Banking partner deal near for UK Post Office's
The Post Office is close to signing a banking partner, which will enable it to go head-to-head with the clearing banks and supermarkets to sell personal loans, credit cards and savings products.
David Mills, the man who founded First Direct and is now chief executive of the Post Office network, will take responsibility for the changes, which are designed to make branches more commercial.
The Post Office’s first financial product, an unsecured personal loan, will go on sale in October, Allan Leighton, chairman of the Royal Mail, told the annual conference of the National Federation of Subpostmasters in Scarborough.
Mr Mills said that he was negotiating with several financial institutions whose products the Post Office will sell under its own brand.

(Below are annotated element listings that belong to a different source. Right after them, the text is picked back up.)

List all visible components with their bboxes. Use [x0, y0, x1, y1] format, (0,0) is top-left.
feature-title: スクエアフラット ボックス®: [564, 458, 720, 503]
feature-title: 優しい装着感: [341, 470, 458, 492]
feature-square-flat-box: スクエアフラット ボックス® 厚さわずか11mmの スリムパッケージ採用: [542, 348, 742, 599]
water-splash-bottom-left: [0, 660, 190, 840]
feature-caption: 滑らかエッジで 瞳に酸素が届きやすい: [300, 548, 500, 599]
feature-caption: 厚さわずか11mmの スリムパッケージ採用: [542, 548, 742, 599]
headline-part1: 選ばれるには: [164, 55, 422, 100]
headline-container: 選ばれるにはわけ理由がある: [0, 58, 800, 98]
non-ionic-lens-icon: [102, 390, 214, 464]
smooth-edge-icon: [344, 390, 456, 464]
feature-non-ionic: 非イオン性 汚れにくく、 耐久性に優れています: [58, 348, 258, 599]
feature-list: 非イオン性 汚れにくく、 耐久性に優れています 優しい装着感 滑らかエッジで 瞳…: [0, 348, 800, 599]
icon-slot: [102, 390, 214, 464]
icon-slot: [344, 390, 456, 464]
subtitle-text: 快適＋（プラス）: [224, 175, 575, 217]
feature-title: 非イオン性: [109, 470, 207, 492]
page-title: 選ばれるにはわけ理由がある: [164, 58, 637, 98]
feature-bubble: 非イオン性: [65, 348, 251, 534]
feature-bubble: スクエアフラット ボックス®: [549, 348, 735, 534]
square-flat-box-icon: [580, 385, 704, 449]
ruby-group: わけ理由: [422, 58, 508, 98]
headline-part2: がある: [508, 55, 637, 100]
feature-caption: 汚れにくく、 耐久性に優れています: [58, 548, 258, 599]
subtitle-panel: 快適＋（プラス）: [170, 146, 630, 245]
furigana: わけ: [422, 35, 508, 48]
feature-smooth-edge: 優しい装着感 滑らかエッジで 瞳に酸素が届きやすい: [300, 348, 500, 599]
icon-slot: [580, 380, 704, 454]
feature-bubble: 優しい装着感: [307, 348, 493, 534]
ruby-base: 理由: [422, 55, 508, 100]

The Post Office needs to find new sources of revenue as the Government’s decision to pay social services benefits directly into bank accounts will reduce the need for many people to visit post offices.
The introduction of the Universal Bank in April was intended to mitigate the impact, but take-up of the accounts has been slow. Mr Mills said that of the 2.7 million claimants contacted by the Department of Work just 60,000 had a Universal Bank card, though 300,000 more have applied. In total, 13 million pensioners and benefit claimants will be transferred to direct payment over the next two years.
Introducing financial services products is part of Mr Mills’s strategy to bring the Post Office back into profit.
Without the initiative he has said it would take five years to turn around the Post Office. By introducing financial services sales he expects to cut that to three years.